Le calendrier sert de faux témoin
Le biais de confirmation renforce cette lecture. Après une sortie glaciale, un rhume est mémorisé comme une confirmation de la croyance. Les sorties froides qui ne sont suivies d’aucun symptôme passent inaperçues. Le biais de disponibilité donne alors plus de poids à l’anecdote marquante qu’à l’ensemble des occasions d’exposition.
L’effet de répétition complète le travail.

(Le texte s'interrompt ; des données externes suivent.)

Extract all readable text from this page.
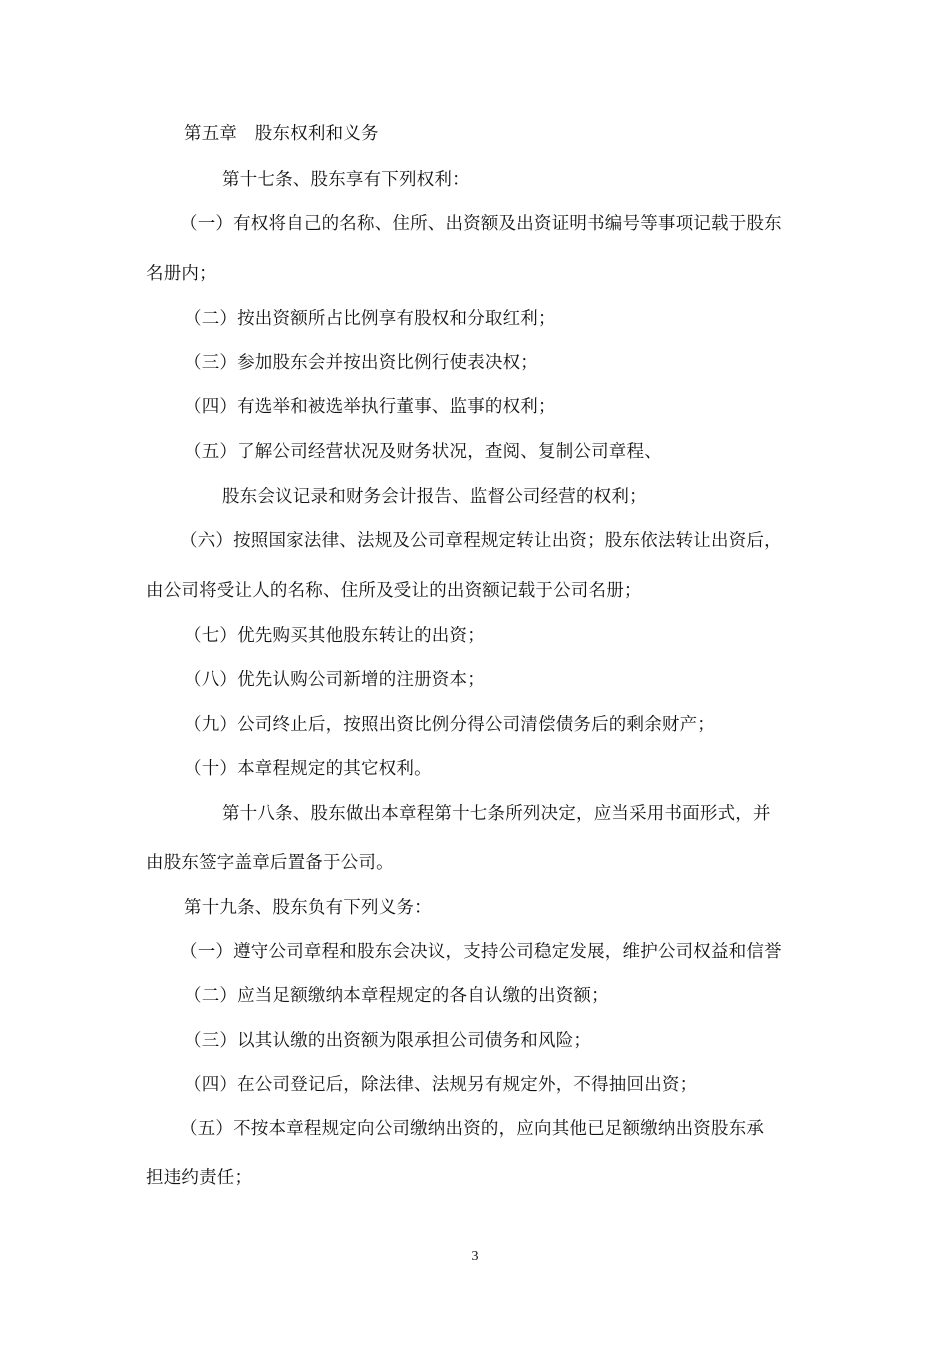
第五章　股东权利和义务
第十七条、股东享有下列权利：
（一）有权将自己的名称、住所、出资额及出资证明书编号等事项记载于股东
名册内；
（二）按出资额所占比例享有股权和分取红利；
（三）参加股东会并按出资比例行使表决权；
（四）有选举和被选举执行董事、监事的权利；
（五）了解公司经营状况及财务状况，查阅、复制公司章程、
股东会议记录和财务会计报告、监督公司经营的权利；
（六）按照国家法律、法规及公司章程规定转让出资；股东依法转让出资后，
由公司将受让人的名称、住所及受让的出资额记载于公司名册；
（七）优先购买其他股东转让的出资；
（八）优先认购公司新增的注册资本；
（九）公司终止后，按照出资比例分得公司清偿债务后的剩余财产；
（十）本章程规定的其它权利。
第十八条、股东做出本章程第十七条所列决定，应当采用书面形式，并
由股东签字盖章后置备于公司。
第十九条、股东负有下列义务：
（一）遵守公司章程和股东会决议，支持公司稳定发展，维护公司权益和信誉
（二）应当足额缴纳本章程规定的各自认缴的出资额；
（三）以其认缴的出资额为限承担公司债务和风险；
（四）在公司登记后，除法律、法规另有规定外，不得抽回出资；
（五）不按本章程规定向公司缴纳出资的，应向其他已足额缴纳出资股东承
担违约责任；
3
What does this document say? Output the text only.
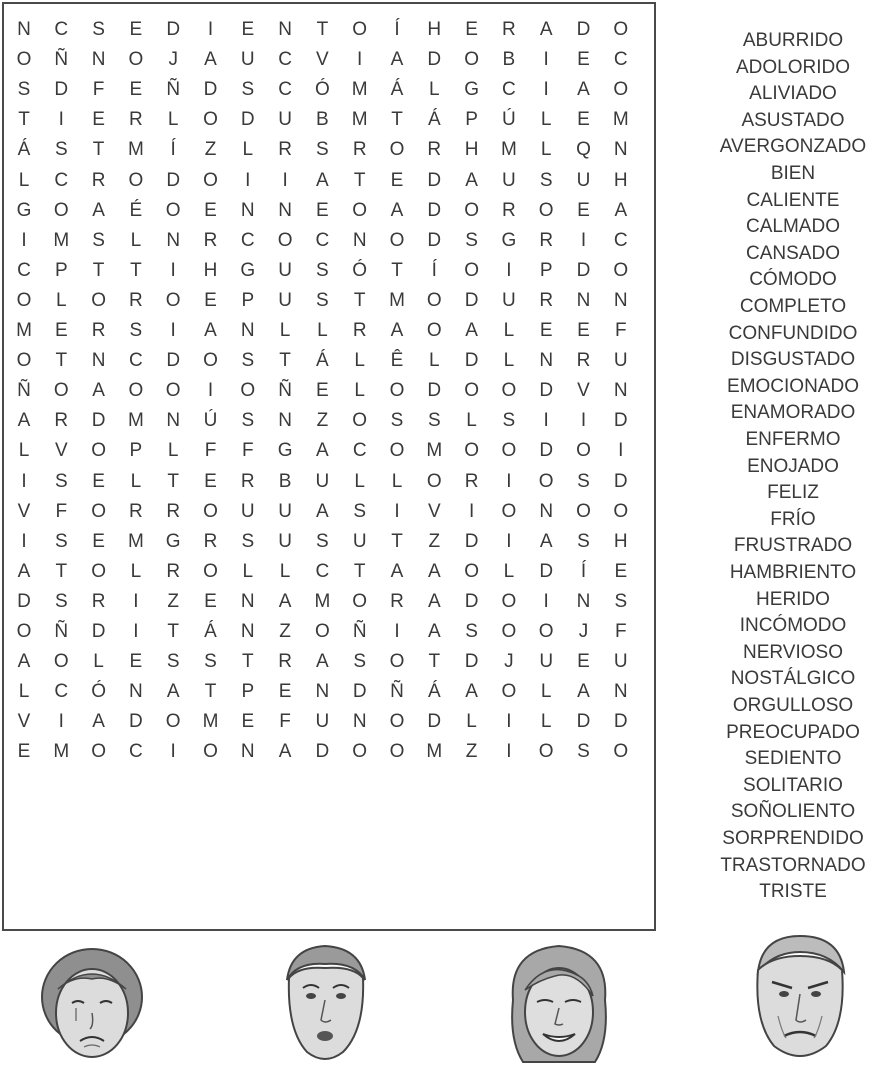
N	C	S	E	D	I	E	N	T	O	Í	H	E	R	A	D	O
O	Ñ	N	O	J	A	U	C	V	I	A	D	O	B	I	E	C
S	D	F	E	Ñ	D	S	C	Ó	M	Á	L	G	C	I	A	O
T	I	E	R	L	O	D	U	B	M	T	Á	P	Ú	L	E	M
Á	S	T	M	Í	Z	L	R	S	R	O	R	H	M	L	Q	N
L	C	R	O	D	O	I	I	A	T	E	D	A	U	S	U	H
G	O	A	É	O	E	N	N	E	O	A	D	O	R	O	E	A
I	M	S	L	N	R	C	O	C	N	O	D	S	G	R	I	C
C	P	T	T	I	H	G	U	S	Ó	T	Í	O	I	P	D	O
O	L	O	R	O	E	P	U	S	T	M	O	D	U	R	N	N
M	E	R	S	I	A	N	L	L	R	A	O	A	L	E	E	F
O	T	N	C	D	O	S	T	Á	L	Ê	L	D	L	N	R	U
Ñ	O	A	O	O	I	O	Ñ	E	L	O	D	O	O	D	V	N
A	R	D	M	N	Ú	S	N	Z	O	S	S	L	S	I	I	D
L	V	O	P	L	F	F	G	A	C	O	M	O	O	D	O	I
I	S	E	L	T	E	R	B	U	L	L	O	R	I	O	S	D
V	F	O	R	R	O	U	U	A	S	I	V	I	O	N	O	O
I	S	E	M	G	R	S	U	S	U	T	Z	D	I	A	S	H
A	T	O	L	R	O	L	L	C	T	A	A	O	L	D	Í	E
D	S	R	I	Z	E	N	A	M	O	R	A	D	O	I	N	S
O	Ñ	D	I	T	Á	N	Z	O	Ñ	I	A	S	O	O	J	F
A	O	L	E	S	S	T	R	A	S	O	T	D	J	U	E	U
L	C	Ó	N	A	T	P	E	N	D	Ñ	Á	A	O	L	A	N
V	I	A	D	O	M	E	F	U	N	O	D	L	I	L	D	D
E	M	O	C	I	O	N	A	D	O	O	M	Z	I	O	S	O
ABURRIDO
ADOLORIDO
ALIVIADO
ASUSTADO
AVERGONZADO
BIEN
CALIENTE
CALMADO
CANSADO
CÓMODO
COMPLETO
CONFUNDIDO
DISGUSTADO
EMOCIONADO
ENAMORADO
ENFERMO
ENOJADO
FELIZ
FRÍO
FRUSTRADO
HAMBRIENTO
HERIDO
INCÓMODO
NERVIOSO
NOSTÁLGICO
ORGULLOSO
PREOCUPADO
SEDIENTO
SOLITARIO
SOÑOLIENTO
SORPRENDIDO
TRASTORNADO
TRISTE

Une phrase entendue depuis l’enfance finit par prendre l’apparence d’un fait établi, surtout quand la saison semble lui donner raison. La saison confirme l’observation, pas forcément l’explication familiale. Le mythe tient debout comme un château de cartes, avec le calendrier pour seul pilier.
Faut-il quand même se couvrir le nez?
Oui, mais pour une raison précise. Se vêtir chaudement aide à conserver son confort et à limiter une exposition excessive au froid, qui peut conduire à l’hypothermie. Ce geste ne remplace pas les mesures qui réduisent la transmission des virus respiratoires.
- Aérer les espaces clos limite l’accumulation d’air respiré par plusieurs personnes.
- Réduire les contacts rapprochés avec une personne symptomatique diminue les occasions de transmission.
- Couvrir le nez et la bouche par grand froid peut réduire l’irritation liée à l’air froid, sans garantir l’absence de rhume.
Le bonnet n’est donc pas un vaccin en laine. Le nez peut réagir au froid, les virus peuvent circuler davantage dans certains contextes hivernaux et les deux phénomènes peuvent se produire en même temps. Le point de départ reste inchangé : pour attraper un rhume, il faut rencontrer un agent infectieux.